Nobody can say Zinn is some wishy-washy liberal wuss. His ethical standards transcend expedient politics and patriotism. Zinn’s moral principles are more like an Old Testament prophet than are the religious right’s values of supporting Bush and Mammon’s war in Iraq.
Nowhere in “A Power governments cannot suppress” does Zinn mention his own spiritual beliefs. He doesn’t have to. Zinn cherishes peace, harmony and well-being for one and all. Zinn is an absolutist. We the people means all of us, and not just the elite few. Talk about letting the sunshine fall on both saints and sinners.
Zinn argues since the get-go politicians have been spinning and jiving. Take for example the term “American.” We “Americans” love to think of ourselves as something truly unique. We created democracy and forged an entirely new system of government without precedent, goes the orthodox mythology. Although Zinn did not discuss the following in his book, this background helps sets the stage for a central theme of persistent propaganda.
Originally Europeans used American to refer to the indigenous people of the New World. And what a new world it was to Europeans who had experienced centuries of stench and strictures. The original Americans inspired European philosophers like Montesquieu, Rousseau, and Marx to dream of natural law, social contracts and what life could be. Thomas More wrote Utopia after Europeans stumbled upon America.
Plato, Aristotle and the Bible were all right. The original nature of man was good, as proven by how original Americans were living like in Eden. Man could live democratically and share all things fairly because that was his original nature before being corrupted by imperial civilization. Life was good after all. What a rebirth America helped impregnate in barren theocratic and monarchial Europe.
Of all the original Americans encountered by Europeans, the Iroquois have made the greatest impact.

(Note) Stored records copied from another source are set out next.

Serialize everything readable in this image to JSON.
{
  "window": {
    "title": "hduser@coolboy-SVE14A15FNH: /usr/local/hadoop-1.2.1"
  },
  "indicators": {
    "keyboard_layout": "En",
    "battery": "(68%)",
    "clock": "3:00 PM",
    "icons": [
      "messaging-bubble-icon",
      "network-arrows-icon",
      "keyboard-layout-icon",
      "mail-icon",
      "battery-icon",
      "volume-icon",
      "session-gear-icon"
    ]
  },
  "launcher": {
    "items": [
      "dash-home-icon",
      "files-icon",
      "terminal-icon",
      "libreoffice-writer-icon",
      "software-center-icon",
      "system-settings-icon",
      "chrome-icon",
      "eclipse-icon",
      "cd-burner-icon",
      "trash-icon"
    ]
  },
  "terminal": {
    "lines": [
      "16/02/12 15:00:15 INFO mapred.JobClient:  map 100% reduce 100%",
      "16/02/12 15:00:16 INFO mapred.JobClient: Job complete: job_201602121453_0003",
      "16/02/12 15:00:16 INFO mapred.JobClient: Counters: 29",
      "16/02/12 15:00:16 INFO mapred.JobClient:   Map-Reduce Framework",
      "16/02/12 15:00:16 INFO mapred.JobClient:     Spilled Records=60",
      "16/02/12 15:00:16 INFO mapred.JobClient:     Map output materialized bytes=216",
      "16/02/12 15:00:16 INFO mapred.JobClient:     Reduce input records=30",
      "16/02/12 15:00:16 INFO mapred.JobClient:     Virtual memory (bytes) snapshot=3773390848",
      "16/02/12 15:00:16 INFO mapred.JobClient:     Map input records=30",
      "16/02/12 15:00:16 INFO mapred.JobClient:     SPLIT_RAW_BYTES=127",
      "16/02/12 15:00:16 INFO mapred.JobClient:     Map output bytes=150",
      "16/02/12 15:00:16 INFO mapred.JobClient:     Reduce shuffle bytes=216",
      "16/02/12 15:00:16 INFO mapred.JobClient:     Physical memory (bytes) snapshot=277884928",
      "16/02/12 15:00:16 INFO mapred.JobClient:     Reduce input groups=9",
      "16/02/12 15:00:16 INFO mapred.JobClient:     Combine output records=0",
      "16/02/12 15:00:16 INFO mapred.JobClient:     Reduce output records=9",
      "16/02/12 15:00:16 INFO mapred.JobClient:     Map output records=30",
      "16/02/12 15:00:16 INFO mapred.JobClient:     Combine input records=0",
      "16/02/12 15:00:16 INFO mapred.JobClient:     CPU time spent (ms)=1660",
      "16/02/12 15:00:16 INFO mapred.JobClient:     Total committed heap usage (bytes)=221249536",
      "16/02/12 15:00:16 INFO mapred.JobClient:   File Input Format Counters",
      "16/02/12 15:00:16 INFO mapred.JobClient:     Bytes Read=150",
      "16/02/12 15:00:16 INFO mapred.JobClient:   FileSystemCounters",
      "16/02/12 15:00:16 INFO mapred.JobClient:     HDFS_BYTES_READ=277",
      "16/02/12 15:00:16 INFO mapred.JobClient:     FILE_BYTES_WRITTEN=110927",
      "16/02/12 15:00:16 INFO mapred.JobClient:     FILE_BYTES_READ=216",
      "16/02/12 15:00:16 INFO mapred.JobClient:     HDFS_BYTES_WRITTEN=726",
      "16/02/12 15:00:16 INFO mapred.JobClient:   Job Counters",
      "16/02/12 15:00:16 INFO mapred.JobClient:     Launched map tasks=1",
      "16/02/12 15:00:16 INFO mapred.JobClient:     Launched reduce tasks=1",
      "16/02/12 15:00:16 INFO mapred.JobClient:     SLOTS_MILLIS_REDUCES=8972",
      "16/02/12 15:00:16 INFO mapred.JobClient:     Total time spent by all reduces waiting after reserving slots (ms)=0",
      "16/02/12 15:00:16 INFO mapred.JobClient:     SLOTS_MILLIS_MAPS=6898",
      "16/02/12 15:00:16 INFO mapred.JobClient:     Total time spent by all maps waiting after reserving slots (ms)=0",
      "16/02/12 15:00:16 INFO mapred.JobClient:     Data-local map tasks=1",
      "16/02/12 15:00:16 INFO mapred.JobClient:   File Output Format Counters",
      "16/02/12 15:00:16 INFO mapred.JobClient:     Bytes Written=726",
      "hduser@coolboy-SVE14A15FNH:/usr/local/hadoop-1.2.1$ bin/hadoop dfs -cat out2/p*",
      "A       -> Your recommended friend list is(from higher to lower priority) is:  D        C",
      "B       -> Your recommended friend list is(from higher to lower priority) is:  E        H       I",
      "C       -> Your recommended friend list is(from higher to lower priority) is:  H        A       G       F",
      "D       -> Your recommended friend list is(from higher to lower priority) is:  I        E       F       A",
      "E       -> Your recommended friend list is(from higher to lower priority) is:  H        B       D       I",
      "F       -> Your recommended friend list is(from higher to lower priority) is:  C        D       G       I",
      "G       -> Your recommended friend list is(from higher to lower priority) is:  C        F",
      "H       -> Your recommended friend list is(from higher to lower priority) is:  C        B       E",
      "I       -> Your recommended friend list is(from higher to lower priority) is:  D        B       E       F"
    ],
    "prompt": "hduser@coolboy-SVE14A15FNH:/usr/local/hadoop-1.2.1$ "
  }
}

Their model of government heavily influenced the Declaration of Independence and the U.S. Constitution. The Iroquois constitution, known as the Great Law of Peace, provided for universal suffrage, separation of powers, elections, freedom of speech and religion, and even included provisions for impeachment.
In 1987 the U.S. Senate issued a resolution to “acknowledge the contribution of the Iroquois Confederacy of Nation the development of the United States Constitution . . .” The resolution added that the “ original framers of the Constitution, including most notably, George Washington and Benjamin Franklin, are known to have, greatly admired the concepts, principles and government practices of the Six Nations of the Iroquois Confederacy.” The resolution went so far as to declare that “ the constitution of the original Thirteen Colonies into one republic was explicitly modeled upon the Iroquois Confederacy as were many of the democratic principles which were incorporated into the Constitution itself.”
Yet the Constitution did not even count American Indians as people. Blacks counted as 3/5's of a person but Indians did not count at all. The greatly admiring founding fathers took Indian principles of democracy and government and didn’t even give them enough credit to count as a person in their own land.
As to the hypocrisy between America’s lofty ideals and the brutal reality, Zinn’s book is a magnificent collection. While the subject matter is harsh and dreary, Zinn is surprisingly uplifting in the valley of the shadows of atrocities. For Zinn has realized, and well knows, that the desire for true liberty, justice and the pursuit of happiness is an eternal power that no temporal government can long suppress.